Excerpt: Execution (by (author) Colin McDougall; afterword by Warren Cariou)
“Jesus,” said Krasnick. “I ain’t gonna shoot no horses!”
His ham-red cheek pulled accusingly from the butt of his Bren gun, his eyes flashed wide with indignation. Ewart, his Number Two on the Bren, propped on one elbow, returned the look with disgust; the permanent sneer on his sharp-pointed face became more pronounced. “Listen, you stupid bastard,” Ewart said in a voice of dispassion. “You’re gonna shoot where you’re told — get it?”
Sergeant Mitchell heard them and came sculling across the ground on massive forearms.
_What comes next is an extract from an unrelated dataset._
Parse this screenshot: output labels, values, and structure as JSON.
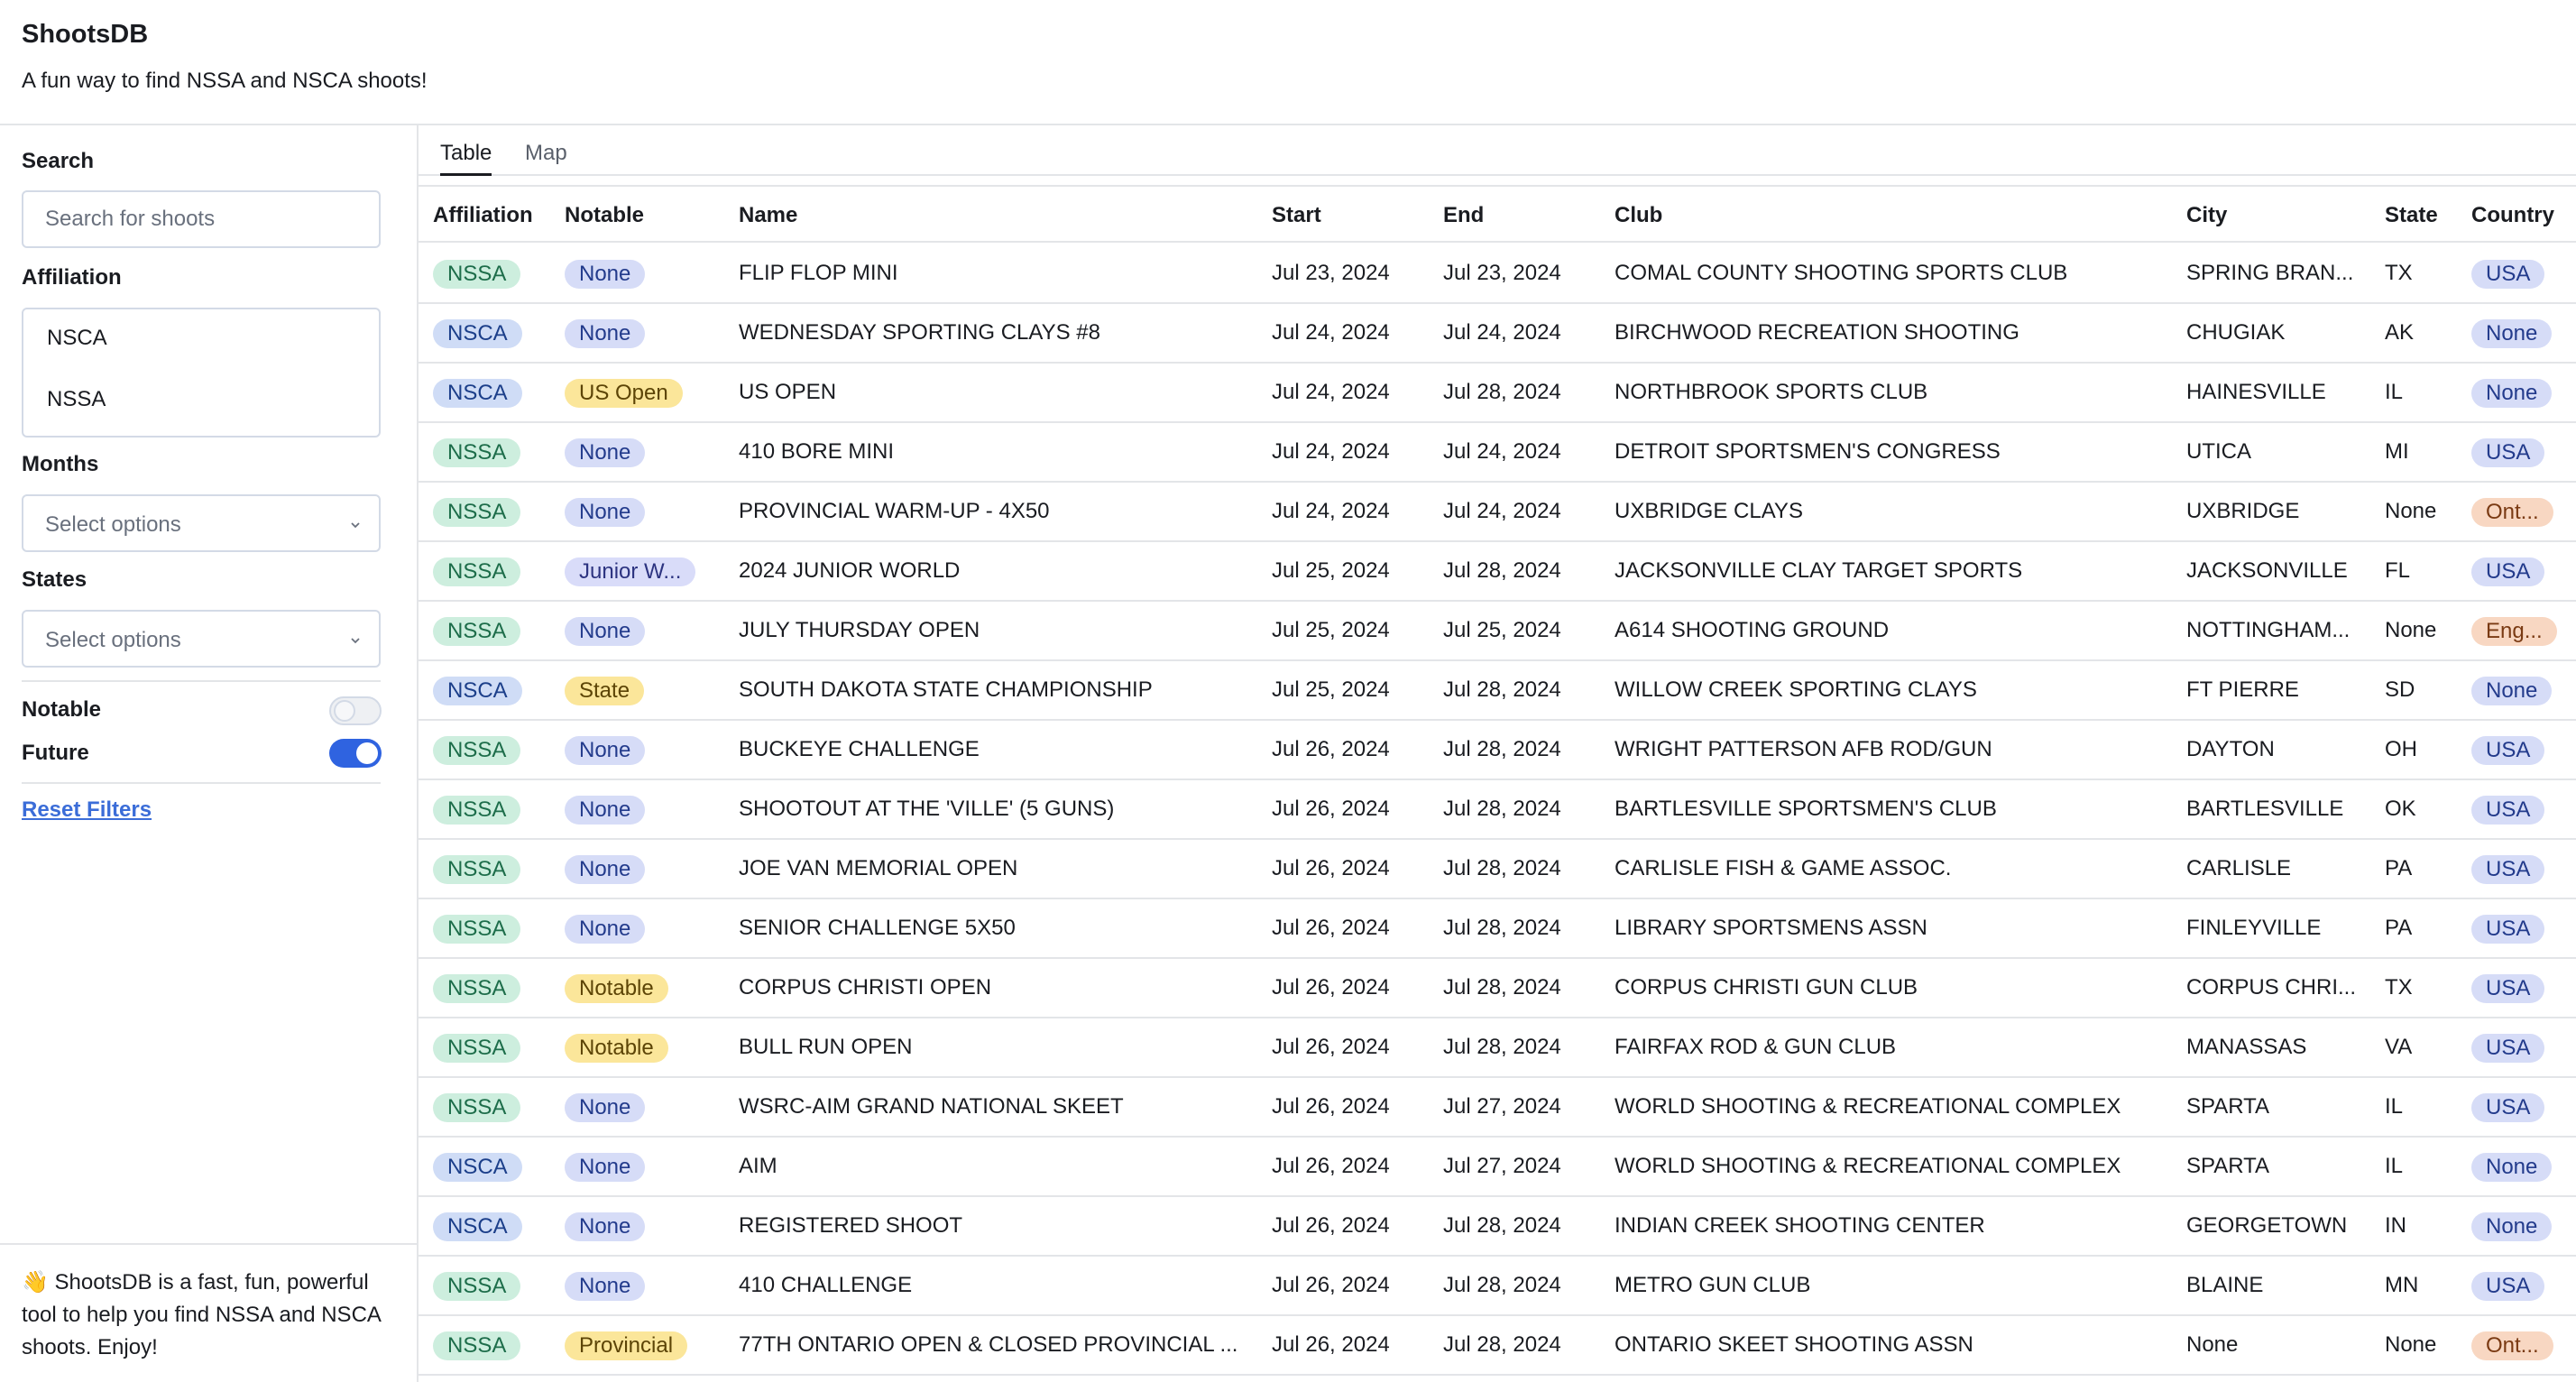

The reserve section of Ten Platoon was spaced in firing position on a knob of Sicilian parkland, studded with tall, umbrella-topped trees. Four hundred yards distant, on the same level but obscured by trees, was a connected group of stone buildings, identified on the map as Castello Donato; and this was the platoon’s first battle objective. At this moment their platoon commander, Lieutenant Adam, was leading the other two sections in a slow, silent advance up the slope which led to the iron gates of the castle. Every eye had been anxiously following his progress.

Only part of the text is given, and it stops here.